The professorial hat I wear most often involves teaching New Testament Studies. I work through a curriculum that introduces students to the grand scope of what is actually happening in the New Testament narrative, which includes the transition between the story of the nation of Israel and the story of an obscure carpenter from Nazareth that meandered south from Galilee to a tragic death in Jerusalem. There is a lot of narrative here, a story which requires the thick theological description that occupies the text of scripture. What academics refer to as “biblical theology” is simply the orderly presentation of this grander narrative. The history presented in the Hebrew Scriptures and the New Testament means something, and the task of biblical theology is describing what this history means in its linguistic and sociological idiom. Eventually these contextual meanings give way to contemporary meanings. Over time, these meanings tumble into expressions of grace, enlightenment, and the baffling justice of reconciliation. Yes, I love my classes.
And even though I find the mysteries of The Tree of Life a bit cloying at first glimpse, they represent a beautiful interpretive strategy. Many reviews have spoken of the film as an echo of God’s final answer to Job. We wander with Jack in his cycles of dismay and are confronted like Job with the glory of history itself, of creation emerging in Elohim-attended cycles of mercy and indifference. Many reviews rightly focus on the dialectic between nature and grace, a thorny theological problem that has defined Malick’s cinema. The voice of Mrs. O’Brien in this regard is a rhythmic revelation, the still quiet voice of God’s love in a world groaning with birth pangs.
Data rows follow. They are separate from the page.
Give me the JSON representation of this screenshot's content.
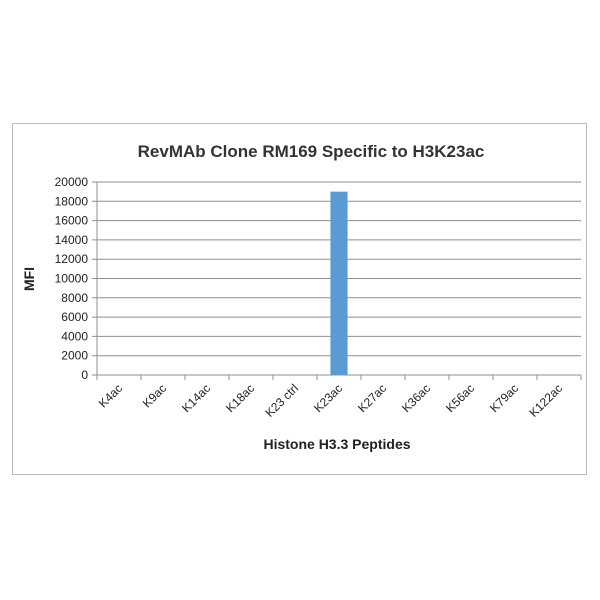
{
  "chart_data": {
    "type": "bar",
    "title": "RevMAb Clone  RM169 Specific to H3K23ac",
    "xlabel": "Histone H3.3 Peptides",
    "ylabel": "MFI",
    "categories": [
      "K4ac",
      "K9ac",
      "K14ac",
      "K18ac",
      "K23 ctrl",
      "K23ac",
      "K27ac",
      "K36ac",
      "K56ac",
      "K79ac",
      "K122ac"
    ],
    "series": [
      {
        "values": [
          0,
          0,
          0,
          0,
          0,
          19000,
          0,
          0,
          0,
          0,
          0
        ],
        "color": "#5b9bd5"
      }
    ],
    "ylim": [
      0,
      20000
    ],
    "yticks": [
      0,
      2000,
      4000,
      6000,
      8000,
      10000,
      12000,
      14000,
      16000,
      18000,
      20000
    ],
    "grid": true,
    "legend": "none"
  }
}
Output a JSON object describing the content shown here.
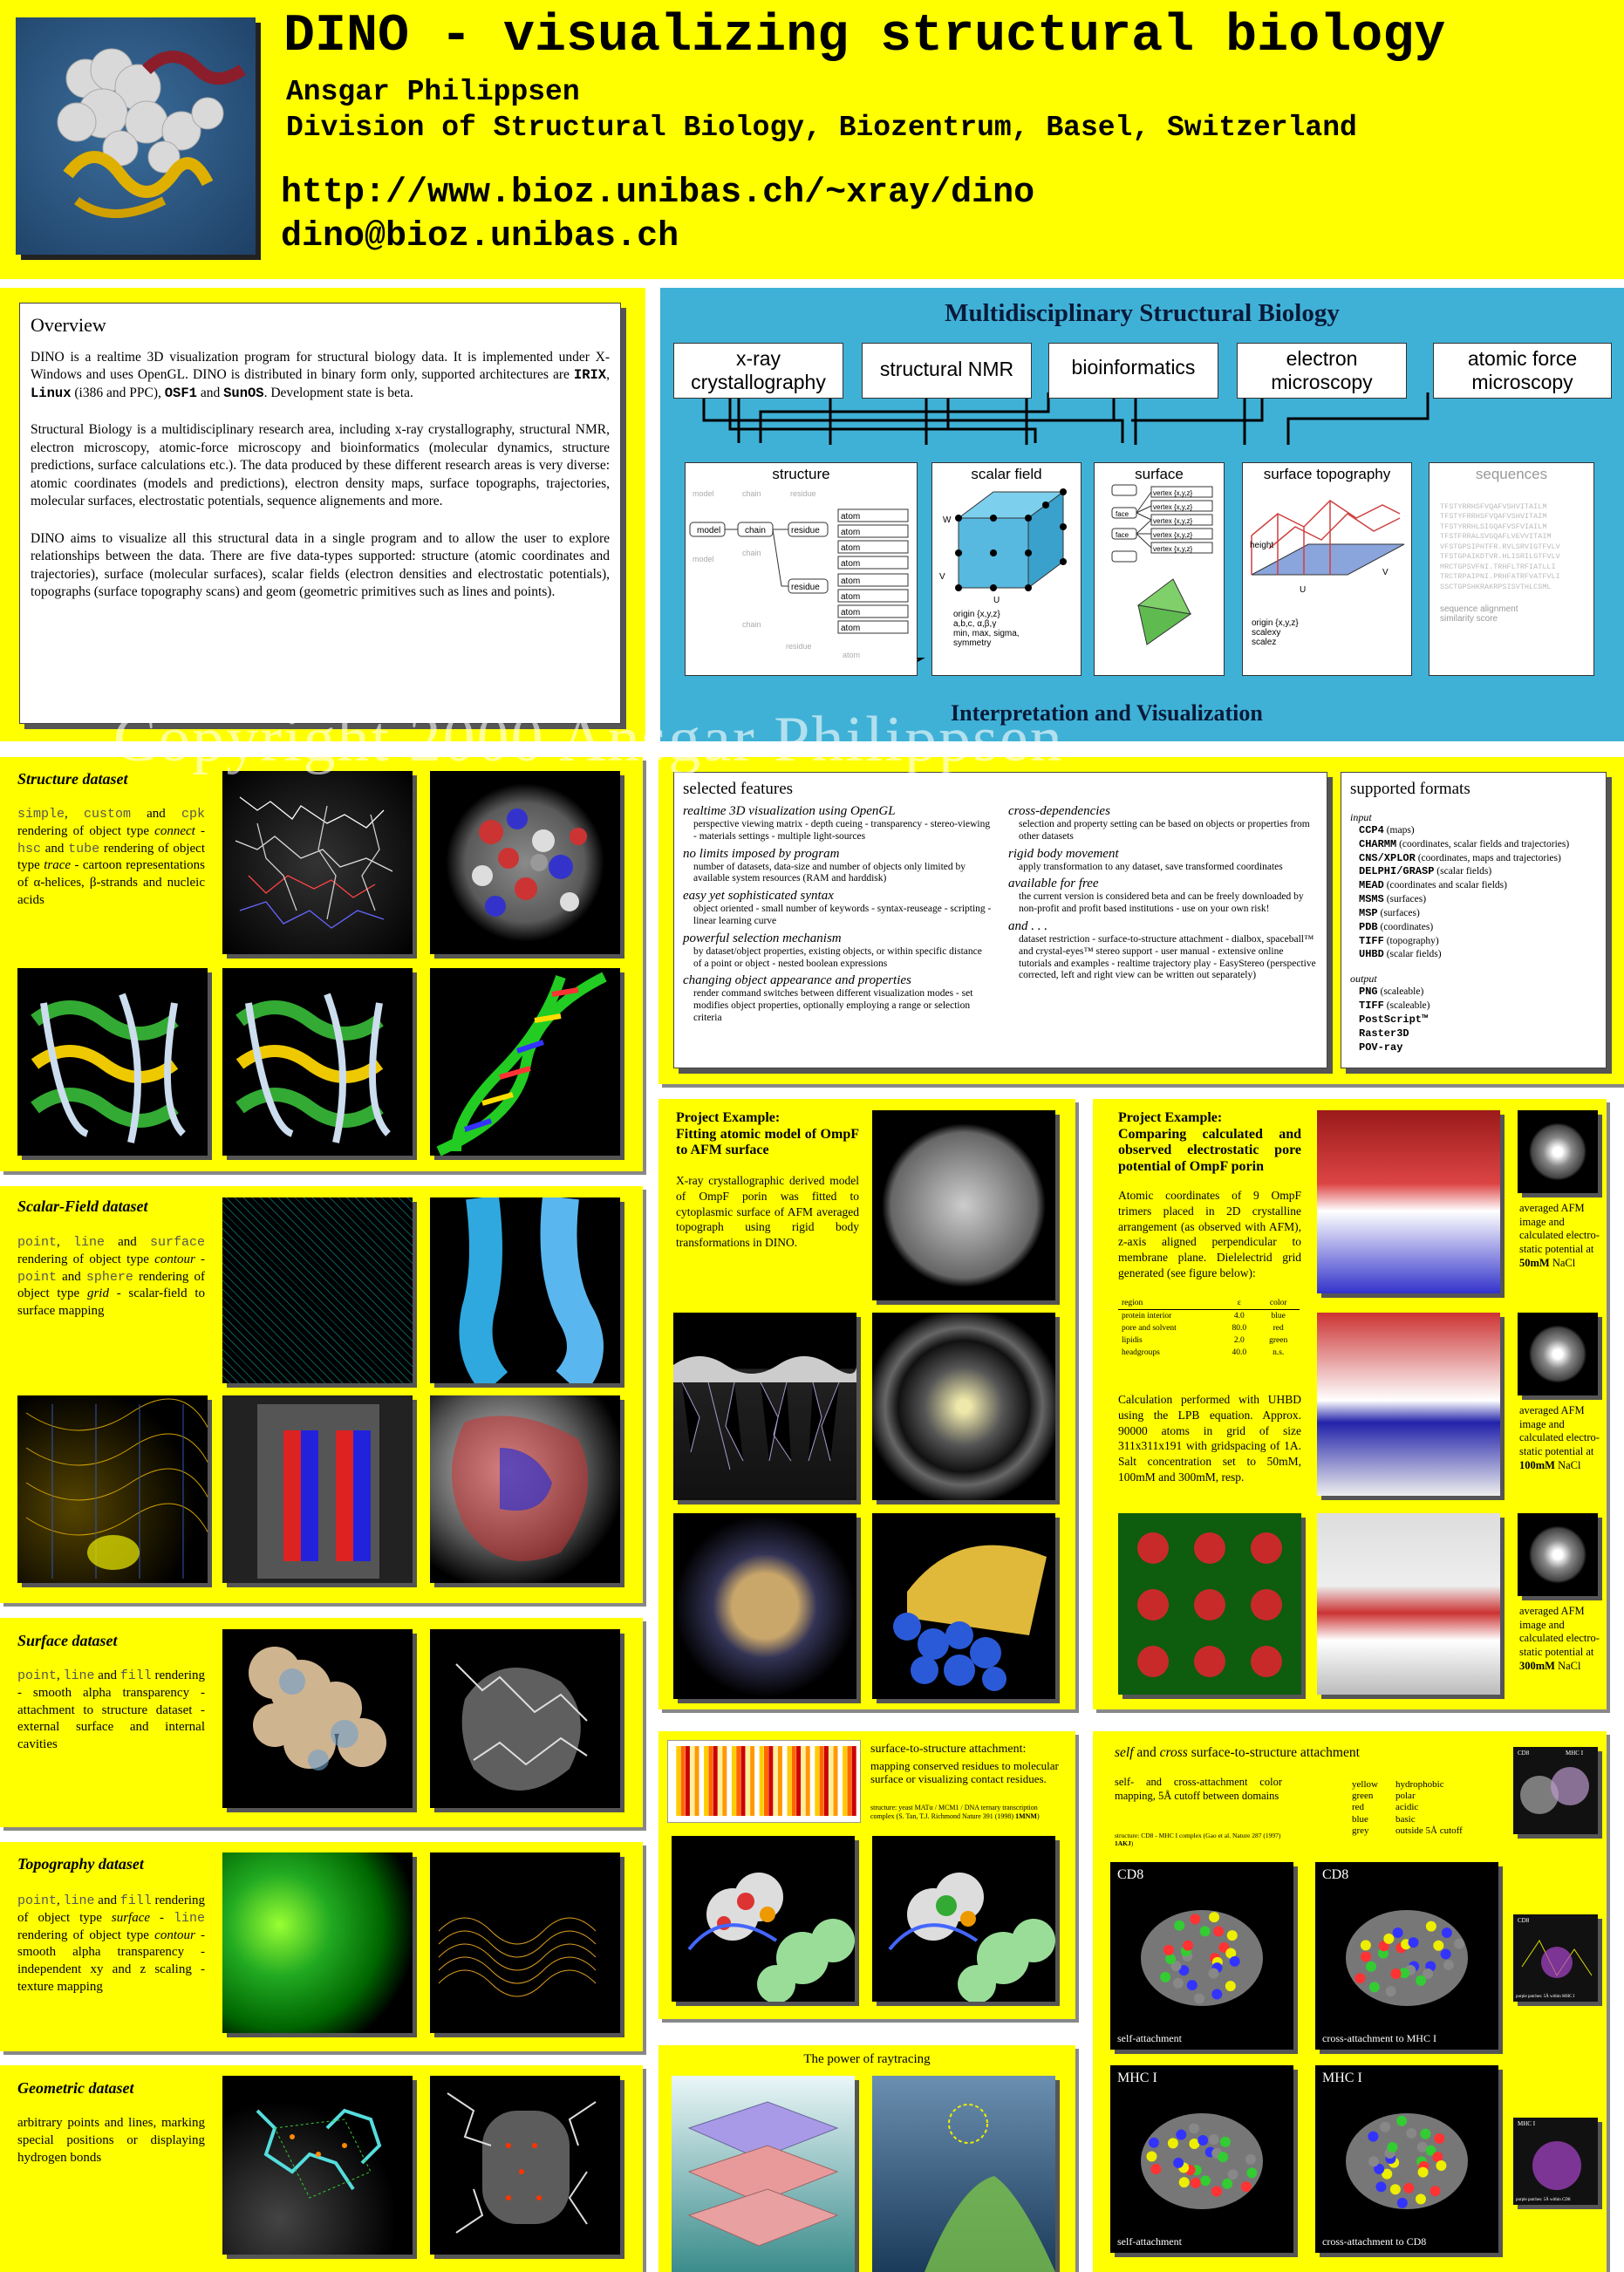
{
  "header": {
    "title": "DINO - visualizing structural biology",
    "author": "Ansgar Philippsen",
    "division": "Division of Structural Biology, Biozentrum, Basel, Switzerland",
    "url": "http://www.bioz.unibas.ch/~xray/dino",
    "email": "dino@bioz.unibas.ch"
  },
  "watermark": "Copyright 2000 Ansgar Philippsen",
  "overview": {
    "title": "Overview",
    "p1a": "DINO is a realtime 3D visualization program for structural biology data. It is implemented under X-Windows and uses OpenGL. DINO is distributed in binary form only, supported architectures are ",
    "arch1": "IRIX",
    "arch2": "Linux",
    "arch2b": " (i386 and PPC), ",
    "arch3": "OSF1",
    "and": " and ",
    "arch4": "SunOS",
    "p1b": ". Development state is beta.",
    "p2": "Structural Biology is a multidisciplinary research area, including x-ray crystallography, structural NMR, electron microscopy, atomic-force microscopy and bioinformatics (molecular dynamics, structure predictions, surface calculations etc.). The data produced by these different research areas is very diverse: atomic coordinates (models and predictions), electron density maps, surface topographs, trajectories, molecular surfaces, electrostatic potentials, sequence alignements and more.",
    "p3": "DINO aims to visualize all this structural data in a single program and to allow the user to explore relationships between the data. There are five data-types supported: structure (atomic coordinates and trajectories), surface (molecular surfaces), scalar fields (electron densities and electrostatic potentials), topographs (surface topography scans) and geom (geometric primitives such as lines and points)."
  },
  "msb": {
    "title": "Multidisciplinary Structural Biology",
    "sources": [
      "x-ray crystallography",
      "structural NMR",
      "bioinformatics",
      "electron microscopy",
      "atomic force microscopy"
    ],
    "types": [
      "structure",
      "scalar field",
      "surface",
      "surface topography",
      "sequences"
    ],
    "footer": "Interpretation and Visualization",
    "structure_labels": {
      "model": "model",
      "chain": "chain",
      "residue": "residue",
      "atom": "atom"
    },
    "scalar_labels": {
      "w": "W",
      "v": "V",
      "u": "U",
      "meta": "origin {x,y,z}\na,b,c, α,β,γ\nmin, max, sigma,\nsymmetry"
    },
    "surface_labels": {
      "face": "face",
      "vertex": "vertex {x,y,z}"
    },
    "topo_labels": {
      "height": "height",
      "u": "U",
      "v": "V",
      "meta": "origin {x,y,z}\nscalexy\nscalez"
    },
    "seq_labels": {
      "meta": "sequence alignment\nsimilarity score"
    }
  },
  "structure": {
    "title": "Structure dataset",
    "k1": "simple",
    "sep1": ", ",
    "k2": "custom",
    "t1": " and ",
    "k3": "cpk",
    "t2": " rendering of object type ",
    "k4": "connect",
    "t3": " - ",
    "k5": "hsc",
    "t4": " and ",
    "k6": "tube",
    "t5": " rendering of object type ",
    "k7": "trace",
    "t6": " - cartoon representations of α-helices, β-strands and nucleic acids"
  },
  "scalar": {
    "title": "Scalar-Field dataset",
    "k1": "point",
    "sep1": ", ",
    "k2": "line",
    "t1": " and ",
    "k3": "surface",
    "t2": " rendering of object type ",
    "k4": "contour",
    "t3": " - ",
    "k5": "point",
    "t4": " and ",
    "k6": "sphere",
    "t5": " rendering of object type ",
    "k7": "grid",
    "t6": " - scalar-field to surface mapping"
  },
  "surface": {
    "title": "Surface dataset",
    "k1": "point",
    "sep1": ", ",
    "k2": "line",
    "t1": " and ",
    "k3": "fill",
    "t2": " rendering - smooth alpha transparency - attachment to structure dataset - external surface and internal cavities"
  },
  "topography": {
    "title": "Topography dataset",
    "k1": "point",
    "sep1": ", ",
    "k2": "line",
    "t1": " and ",
    "k3": "fill",
    "t2": " rendering of object type ",
    "k4": "surface",
    "t3": " - ",
    "k5": "line",
    "t4": " rendering of object type ",
    "k6": "contour",
    "t5": " - smooth alpha transparency - independent xy and z scaling - texture mapping"
  },
  "geometric": {
    "title": "Geometric dataset",
    "text": "arbitrary points and lines, marking special positions or displaying hydrogen bonds"
  },
  "features": {
    "title": "selected features",
    "items": [
      {
        "h": "realtime 3D visualization using OpenGL",
        "t": "perspective viewing matrix - depth cueing - transparency - stereo-viewing - materials settings - multiple light-sources"
      },
      {
        "h": "no limits imposed by program",
        "t": "number of datasets, data-size and number of objects only limited by available system resources (RAM and harddisk)"
      },
      {
        "h": "easy yet sophisticated syntax",
        "t": "object oriented - small number of keywords - syntax-reuseage - scripting - linear learning curve"
      },
      {
        "h": "powerful selection mechanism",
        "t": "by dataset/object properties, existing objects, or within specific distance of a point or object - nested boolean expressions"
      },
      {
        "h": "changing object appearance and properties",
        "t": "render command switches between different visualization modes - set modifies object properties, optionally employing a range or selection criteria"
      },
      {
        "h": "cross-dependencies",
        "t": "selection and property setting can be based on objects or properties from other datasets"
      },
      {
        "h": "rigid body movement",
        "t": "apply transformation to any dataset, save transformed coordinates"
      },
      {
        "h": "available for free",
        "t": "the current version is considered beta and can be freely downloaded by non-profit and profit based institutions - use on your own risk!"
      },
      {
        "h": "and . . .",
        "t": "dataset restriction - surface-to-structure attachment - dialbox, spaceball™ and crystal-eyes™ stereo support - user manual - extensive online tutorials and examples - realtime trajectory play - EasyStereo (perspective corrected, left and right view can be written out separately)"
      }
    ]
  },
  "formats": {
    "title": "supported formats",
    "input_h": "input",
    "input": [
      [
        "CCP4",
        " (maps)"
      ],
      [
        "CHARMM",
        " (coordinates, scalar fields and trajectories)"
      ],
      [
        "CNS/XPLOR",
        " (coordinates, maps and trajectories)"
      ],
      [
        "DELPHI/GRASP",
        " (scalar fields)"
      ],
      [
        "MEAD",
        " (coordinates and scalar fields)"
      ],
      [
        "MSMS",
        " (surfaces)"
      ],
      [
        "MSP",
        " (surfaces)"
      ],
      [
        "PDB",
        " (coordinates)"
      ],
      [
        "TIFF",
        " (topography)"
      ],
      [
        "UHBD",
        " (scalar fields)"
      ]
    ],
    "output_h": "output",
    "output": [
      [
        "PNG",
        " (scaleable)"
      ],
      [
        "TIFF",
        " (scaleable)"
      ],
      [
        "PostScript™",
        ""
      ],
      [
        "Raster3D",
        ""
      ],
      [
        "POV-ray",
        ""
      ]
    ]
  },
  "proj1": {
    "h1": "Project Example:",
    "h2": "Fitting atomic model of OmpF to AFM surface",
    "text": "X-ray crystallographic derived model of OmpF porin was fitted to cytoplasmic surface of AFM averaged topograph using rigid body transformations in DINO."
  },
  "proj2": {
    "h1": "Project Example:",
    "h2": "Comparing calculated and observed electrostatic pore potential of OmpF porin",
    "p1": "Atomic coordinates of 9 OmpF trimers placed in 2D crystalline arrangement (as observed with AFM), z-axis aligned perpendicular to membrane plane. Dielelectrid grid generated (see figure below):",
    "table_head": [
      "region",
      "ε",
      "color"
    ],
    "table": [
      [
        "protein interior",
        "4.0",
        "blue"
      ],
      [
        "pore and solvent",
        "80.0",
        "red"
      ],
      [
        "lipidis",
        "2.0",
        "green"
      ],
      [
        "headgroups",
        "40.0",
        "n.s."
      ]
    ],
    "p2": "Calculation performed with UHBD using the LPB equation. Approx. 90000 atoms in grid of size 311x311x191 with gridspacing of 1A. Salt concentration set to 50mM, 100mM and 300mM, resp.",
    "afm_pre": "averaged AFM image and calculated electro-static potential at ",
    "afm": [
      [
        "50mM",
        " NaCl"
      ],
      [
        "100mM",
        " NaCl"
      ],
      [
        "300mM",
        " NaCl"
      ]
    ]
  },
  "attach": {
    "title": "surface-to-structure attachment:",
    "text": "mapping conserved residues to molecular surface or visualizing contact residues.",
    "ref": "structure: yeast MATα / MCM1 / DNA ternary transcription complex (S. Tan, T.J. Richmond Nature 391 (1998) ",
    "ref_id": "1MNM",
    "ref_end": ")"
  },
  "raytracing": {
    "title": "The power of raytracing"
  },
  "selfcross": {
    "title_a": "self",
    "title_b": " and ",
    "title_c": "cross",
    "title_d": " surface-to-structure attachment",
    "text": "self- and cross-attachment color mapping, 5Å cutoff between domains",
    "ref": "structure: CD8 - MHC I complex (Gao et al. Nature 287 (1997) ",
    "ref_id": "1AKJ",
    "ref_end": ")",
    "legend": [
      [
        "yellow",
        "hydrophobic"
      ],
      [
        "green",
        "polar"
      ],
      [
        "red",
        "acidic"
      ],
      [
        "blue",
        "basic"
      ],
      [
        "grey",
        "outside 5Å cutoff"
      ]
    ],
    "panels": [
      {
        "label": "CD8",
        "caption": "self-attachment"
      },
      {
        "label": "CD8",
        "caption": "cross-attachment to MHC I"
      },
      {
        "label": "MHC I",
        "caption": "self-attachment"
      },
      {
        "label": "MHC I",
        "caption": "cross-attachment to CD8"
      }
    ],
    "thumbs": [
      {
        "a": "CD8",
        "b": "MHC I"
      },
      {
        "a": "CD8",
        "b": "purple patches: 5Å within MHC I"
      },
      {
        "a": "MHC I",
        "b": "purple patches: 5Å within CD8"
      }
    ]
  }
}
And the entire affair is surrounded by the ecstatic shout of creation. Malick’s universe is brimming with expanding light, full of the glory of an ineffable geometry. I watch this film and I think of David Lynch’s desire to create films we want to sink our teeth into. I want to devour these images. I want to ingest them like Ezekiel’s scroll. And then there is the Tree of Life itself, which has positioned itself at the beginning of the Torah narrative in such a way that still puzzles both Christian and Jewish theology. Yet both perceive it is something fundamental and abiding. It is a constant mythic reminder that existence may very well be immensely meaningful.
And all of these reviews are right. The film riffs on a multitude of biblical stories and images. The story of Job is not the story of creation in Genesis. The great distinction between nature and grace is not something that becomes explicit in the biblical canon until much later, when God became flesh and hit the possibility of rationalizing those distinctions like an atom bomb.
I guess what I like about the film is this: It understands all of these distinct theological and biblical references as things that take part of a much grander story. It doesn’t distinguish them or compartmentalize them. After Jesus has been raised from the dead, he meets a few previous disciples on the road to a small town called Emmaus. As the story according to Luke goes, “And beginning with Moses and all the Prophets, he explained to them what was said in all the Scriptures concerning himself.” In this turn of events we learn that all this disparate scripture had a definitive focus. And this is the beginning really, really good biblical theology – being able to comprehend the totality of scripture as an exhaustive declaration about what everything means. The Tree of Life proceeds along the lines of this drama of redemption, which is felt and experienced in the daily wanderings of people like Jack. We feel lost. We feel abused. We feel injustice. But we feel these things in a world alive with the voices of stones; punctuated by the funerals of sparrows. This is the world of the Bible. Between the Spirit hovering over the formless waters and the vision of a world in which “there is no more sea” there are these Malick wanderings and sufferings. What I love about The Tree of Life is that these experiences are envisioned as the paragraphs of a broader narrative. The Tree of Life is really good bible reading.
Okay. Maybe this really is Malick’s finest. I obviously have some room to be convinced.